2026/05/21
【三重鋼材株式会社】OCR管理からメタデータ管理へ。ミルシートのデータベース化を見据えた電子管理の必要性。
1946年の創業以来、名古屋を拠点に鉄鋼製品専門の商社として業界を支え続ける三重鋼材株式会社。同社は、長年利用してきたOCRベースのミルシート管理システムの保守終了を契機に、クラウド型ミルシート電子管理システム「Mill-Box(ミルボックス)」の導入を決定しました。
導入から間もない現在、どのような課題感を抱え、なぜMill-Boxを選んだのか。そして、今後のミルシート管理にどのような未来を描いているのか、お話を伺いました。

以前の課題:
OCRの限界と、恒常的な手作業の負担
これまでのミルシート管理では、受領した紙やPDFのデータをOCRで読み込み、システムでの管理を行っていました。しかし、メーカーごとに異なるフォーマットや読み取り精度の限界から、完全な自動化には至っていませんでした。
「OCRでの読み取りにはやはり限界があり、その都度発生する手入力での修正作業が負担になっていました。さらに、メーカー側のフォーマット変更のたびにシステムの対応費用が発生するなど、運用面でも課題を抱えていました。そんな中、既存システムの保守終了が決まり、単なるリプレイスではなく、新しい管理手法への移行が急務となったのです。」(三重鋼材株式会社 常務執行役員 熊谷様)
Mill-Boxを選んだ理由:
単なる電子化ツールにとどまらない「データベース」としての将来性
新たなシステムを検討するなかで、同社が求めたのは「現状維持」ではなく「根本的な業務改善」につながるソリューションでした。そこで導入の決め手となったのが、メタデータを活用できる「Mill-Box」です。
「Mill-Boxの最大のメリットは、ミルシートが単なる画像データではなく、メタデータとしてしっかりと集約・活用できるようになる点です。メーカーからのデータ提供の網羅性が高まれば、ミルシートのデータベースとして大いに活用できる。その将来性に大きな可能性を感じました。」(三重鋼材株式会社 熊谷様)

導入後の変化と期待:
郵送業務の削減と、確実なデータ連携へ
現在はトライアルも兼ねた運用設計の段階ですが、すでに具体的な業務効率化のビジョンが描かれています。

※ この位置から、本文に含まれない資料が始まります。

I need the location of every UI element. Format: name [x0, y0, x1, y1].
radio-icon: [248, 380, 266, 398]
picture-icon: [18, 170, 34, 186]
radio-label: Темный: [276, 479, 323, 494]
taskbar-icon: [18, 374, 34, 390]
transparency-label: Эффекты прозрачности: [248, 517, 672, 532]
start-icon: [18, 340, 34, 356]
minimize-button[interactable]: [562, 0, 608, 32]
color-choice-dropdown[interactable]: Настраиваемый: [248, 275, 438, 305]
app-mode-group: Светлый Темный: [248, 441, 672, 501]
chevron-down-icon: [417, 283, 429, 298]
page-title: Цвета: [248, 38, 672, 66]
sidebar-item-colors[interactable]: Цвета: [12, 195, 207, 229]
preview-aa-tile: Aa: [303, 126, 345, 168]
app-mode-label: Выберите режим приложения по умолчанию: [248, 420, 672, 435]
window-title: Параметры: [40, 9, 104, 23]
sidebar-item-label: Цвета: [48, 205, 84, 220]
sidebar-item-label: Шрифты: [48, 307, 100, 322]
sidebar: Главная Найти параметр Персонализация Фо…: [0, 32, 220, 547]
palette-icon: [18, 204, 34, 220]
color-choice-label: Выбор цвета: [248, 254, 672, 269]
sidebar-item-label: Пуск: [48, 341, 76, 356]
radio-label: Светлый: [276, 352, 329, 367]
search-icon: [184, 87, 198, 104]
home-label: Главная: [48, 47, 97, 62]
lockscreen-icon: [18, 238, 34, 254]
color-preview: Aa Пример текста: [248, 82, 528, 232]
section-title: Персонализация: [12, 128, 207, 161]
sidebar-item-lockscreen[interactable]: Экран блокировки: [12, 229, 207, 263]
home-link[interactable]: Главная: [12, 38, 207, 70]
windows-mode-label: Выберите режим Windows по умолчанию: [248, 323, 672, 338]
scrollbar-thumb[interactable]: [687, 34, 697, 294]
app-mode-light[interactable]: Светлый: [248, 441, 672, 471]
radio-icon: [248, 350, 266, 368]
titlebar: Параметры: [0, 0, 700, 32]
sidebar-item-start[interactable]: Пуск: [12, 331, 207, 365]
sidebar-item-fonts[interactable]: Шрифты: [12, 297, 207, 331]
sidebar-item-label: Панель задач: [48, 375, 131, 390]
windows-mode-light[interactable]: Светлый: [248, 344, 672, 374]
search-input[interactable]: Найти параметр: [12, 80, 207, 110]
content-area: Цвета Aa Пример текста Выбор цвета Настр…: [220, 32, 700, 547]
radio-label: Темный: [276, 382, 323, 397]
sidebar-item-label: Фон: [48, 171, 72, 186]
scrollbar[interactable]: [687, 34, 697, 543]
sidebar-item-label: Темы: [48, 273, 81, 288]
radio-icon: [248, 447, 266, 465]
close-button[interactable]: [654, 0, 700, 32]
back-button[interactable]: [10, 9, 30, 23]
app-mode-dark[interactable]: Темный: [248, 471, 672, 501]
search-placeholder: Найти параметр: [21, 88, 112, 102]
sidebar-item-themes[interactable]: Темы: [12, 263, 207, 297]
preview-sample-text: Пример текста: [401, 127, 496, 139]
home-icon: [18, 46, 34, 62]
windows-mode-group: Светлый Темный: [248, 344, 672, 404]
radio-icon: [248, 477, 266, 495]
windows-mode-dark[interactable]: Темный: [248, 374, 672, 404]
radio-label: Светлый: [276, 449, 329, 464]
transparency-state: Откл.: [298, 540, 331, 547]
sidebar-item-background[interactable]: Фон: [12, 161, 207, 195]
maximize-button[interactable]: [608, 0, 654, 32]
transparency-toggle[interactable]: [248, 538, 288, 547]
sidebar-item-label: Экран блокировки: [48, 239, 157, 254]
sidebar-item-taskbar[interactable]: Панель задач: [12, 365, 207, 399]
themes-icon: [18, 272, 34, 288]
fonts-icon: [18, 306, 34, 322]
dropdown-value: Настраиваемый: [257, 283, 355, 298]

紙出力前提の運用から脱却し、保管や配布の負担を解消することを目指しています。
|
導入後の変化 |
具体的な内容 |
|
業務効率化 |
郵送の廃止やOCR修正作業の削減 |
|
顧客に対する信頼性の向上 |
メール送信時のヒューマンエラー低減と、品質保証書の確実な取り扱い |
|
データ活用の高速化 |
メタデータを集約したデータベース化によて、検索・参照・二次活用が容易に |
「まずはミルシートの管理・送付をMill-Boxに寄せ、郵送業務やOCRの読み込み作業を削減していきたいと考えています。まだ発展途上の部分もありますが、利用者が増えるとともにシステムも成長していくはずです。今後、さらに使いやすいものへと進化していく過程を、一緒に歩んでいければと思っています。」(三重鋼材株式会社 熊谷様)
今後の展望:
業界全体の標準化と、次世代のサプライチェーン構築に向けて
三重鋼材様が見据えるのは、自社内の業務効率化だけではありません。鉄鋼業界全体におけるデータ連携の標準化という、より大きな目標です。
「業界全体で独自のシステムが普及しているなか、新しい仕組みへの移行には正直なところハードルもあります。しかし、私たちが率先してMill-Boxを活用し、事例を作っていくことで、『三重鋼材も使っているなら』とメーカーや問屋を巻き込んだデータ連携の輪を広げていきたい。それが、ひいては国内材の競争力強化にもつながると信じています。」(三重鋼材株式会社 熊谷様)

三重鋼材株式会社様、ありがとうございました。